Tens of thousands of people - not just SDSM supporters, but also supporters of other smaller parties, both Macedonian and Albanian, as well as human rights activists, workers' unions, and students', professors' and teachers' movements -
are expected to attend the rally on Sunday.
At Friday's press conference, the opposition released the latest in a series of wiretapped conversations allegedly between government officials which have sparked a mass surveillance scandal in the country and highlighted claims of corruption and other serious wrongdoing within Gruevski's administration.
The new tapes, the opposition claimed,
illustrate the brutality and malice of senior state officials as well as their hatred towards the country's large Albanian minority.The tapes involve the
alleged voices of Prime Minister Nikola Gruevski, outgoing Transportation Minister Mile Janakieski, outgoing interior minister Gordana Jankulovska, the PM's chief of staff Martin Protugjer, outgoing secret police chief Saso Mijalkov and police spokesperson Ivo Kotevski.
In one tape, the voices of Mijalkov and Jankuloska are
allegedly heard plotting how to retaliate against a police officer who came out to protest against the arrest of rightist opposition leader Ljube Boskoski.

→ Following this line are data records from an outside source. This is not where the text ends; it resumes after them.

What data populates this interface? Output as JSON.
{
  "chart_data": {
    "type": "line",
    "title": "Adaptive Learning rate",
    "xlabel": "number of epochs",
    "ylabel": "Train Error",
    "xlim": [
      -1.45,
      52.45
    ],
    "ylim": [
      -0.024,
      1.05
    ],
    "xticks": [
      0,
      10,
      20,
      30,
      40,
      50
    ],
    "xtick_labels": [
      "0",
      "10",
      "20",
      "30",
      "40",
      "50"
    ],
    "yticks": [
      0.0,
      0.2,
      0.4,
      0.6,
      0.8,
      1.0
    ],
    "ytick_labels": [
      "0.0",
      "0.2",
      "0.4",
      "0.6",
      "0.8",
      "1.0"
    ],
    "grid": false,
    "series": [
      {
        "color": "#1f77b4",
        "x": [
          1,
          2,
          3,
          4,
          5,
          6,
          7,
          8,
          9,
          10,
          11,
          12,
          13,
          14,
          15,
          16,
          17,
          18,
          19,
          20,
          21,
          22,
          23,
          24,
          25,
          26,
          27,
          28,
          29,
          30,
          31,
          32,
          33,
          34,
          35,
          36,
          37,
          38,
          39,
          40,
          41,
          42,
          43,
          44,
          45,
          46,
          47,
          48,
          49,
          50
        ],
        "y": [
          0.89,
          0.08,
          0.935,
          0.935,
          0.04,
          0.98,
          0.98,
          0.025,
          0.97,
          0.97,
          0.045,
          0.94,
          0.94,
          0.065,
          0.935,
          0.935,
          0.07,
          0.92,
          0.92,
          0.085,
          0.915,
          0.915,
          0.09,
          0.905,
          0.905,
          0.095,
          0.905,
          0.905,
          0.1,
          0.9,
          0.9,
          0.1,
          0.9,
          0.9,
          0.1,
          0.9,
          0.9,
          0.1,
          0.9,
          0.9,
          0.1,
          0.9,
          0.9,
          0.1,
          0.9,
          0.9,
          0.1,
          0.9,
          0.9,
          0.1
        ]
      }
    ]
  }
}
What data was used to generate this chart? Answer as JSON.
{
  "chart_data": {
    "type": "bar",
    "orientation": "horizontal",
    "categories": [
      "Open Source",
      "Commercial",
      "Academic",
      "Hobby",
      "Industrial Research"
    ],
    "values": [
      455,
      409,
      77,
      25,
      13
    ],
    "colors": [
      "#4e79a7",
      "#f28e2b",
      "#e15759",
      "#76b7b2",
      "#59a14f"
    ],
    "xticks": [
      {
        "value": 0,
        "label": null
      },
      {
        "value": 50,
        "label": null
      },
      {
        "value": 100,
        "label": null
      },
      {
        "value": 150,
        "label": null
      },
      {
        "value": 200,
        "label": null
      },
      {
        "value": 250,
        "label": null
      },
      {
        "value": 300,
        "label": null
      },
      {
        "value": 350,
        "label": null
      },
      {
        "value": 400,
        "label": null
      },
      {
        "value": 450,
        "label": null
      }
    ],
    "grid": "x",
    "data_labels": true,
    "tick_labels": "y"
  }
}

"Let's sack him," Jankuloska
appears to suggest. "We should put him in the worst possible place," Mijalkov says.
In another tape, what is
alleged to be the voice of the Prime Minister is heard instructing Transport Minister Janakieski to prepare to tear down a small park in central Skopje so that a new building, part of Gruevski's grand makeover plan of the capital dubbed 'Skopje 2014', can be erected.
After Janakieski warns that local residents may complain, Gruevski instructs him to check whether they are ruling party voters or not. "If they are 'commies' [a derogatory word for the opposition members], fuck them," Gruevski says.